In what was its worst contraction in 40 years, Chile’s economy shrank 5.8% in 2020. Towards the end of the year, however, some light was visible on the horizon, leading to predictions of at least 5% economic growth in 2021. And in the first quarter, those growth expectations for this year have been raised to 6.2%. This projected increase can probably be explained by three main factors:

• Excellent progress with the COVID vaccination programme, with the aim of inoculating 80% of the population by June and thereby keeping the virus at bay while also giving a boost to all economic sectors.

• The amazing value of copper, with an average hovering probably around US$ 4 per pound this year, and its significant beneficial effect on the national economy.

• The consistent stabilization and recovery of global economies, encouraging the reactivation of businesses and industries in Chile.

The recycling industry has recorded better figures than for the same period last year.

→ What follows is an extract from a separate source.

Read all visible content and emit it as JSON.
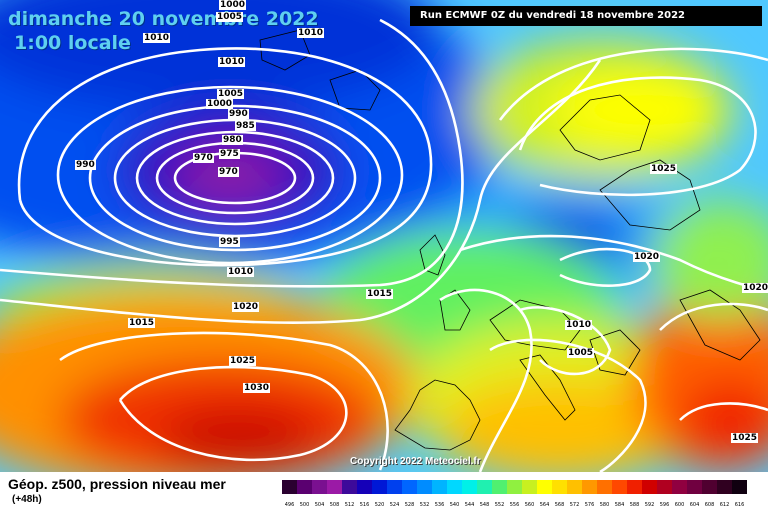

A second COVID wave hit the country in March and forced the entire population into strict quarantines but, as an essential activity, recycling has remained above 80% capacity on average. Most members of our association reported good results for last year and, until now at least, 2021 is seeming to stay on the same page. Of course, it goes without saying that the unpredicted commodities boom has brought back those long-awaited margins, mostly in the metals segment.

The great challenge for the export sector has been to diversify its destinations, dodging certain markets depressed by the pandemic. This has been particularly difficult with such a troubled maritime industry, with its route and destination closures, prohibitions on loading scrap metals, considerable rate increases, and so on.

Last but not least, Chile’s political health is not at its best and, as in some neighbouring countries, there is a lot of tension. Following the elections in May, the process of writing a new constitution has begun and this will undoubtedly bring several changes. The key to staying afloat will be the ability to adapt and see these changes as new opportunities.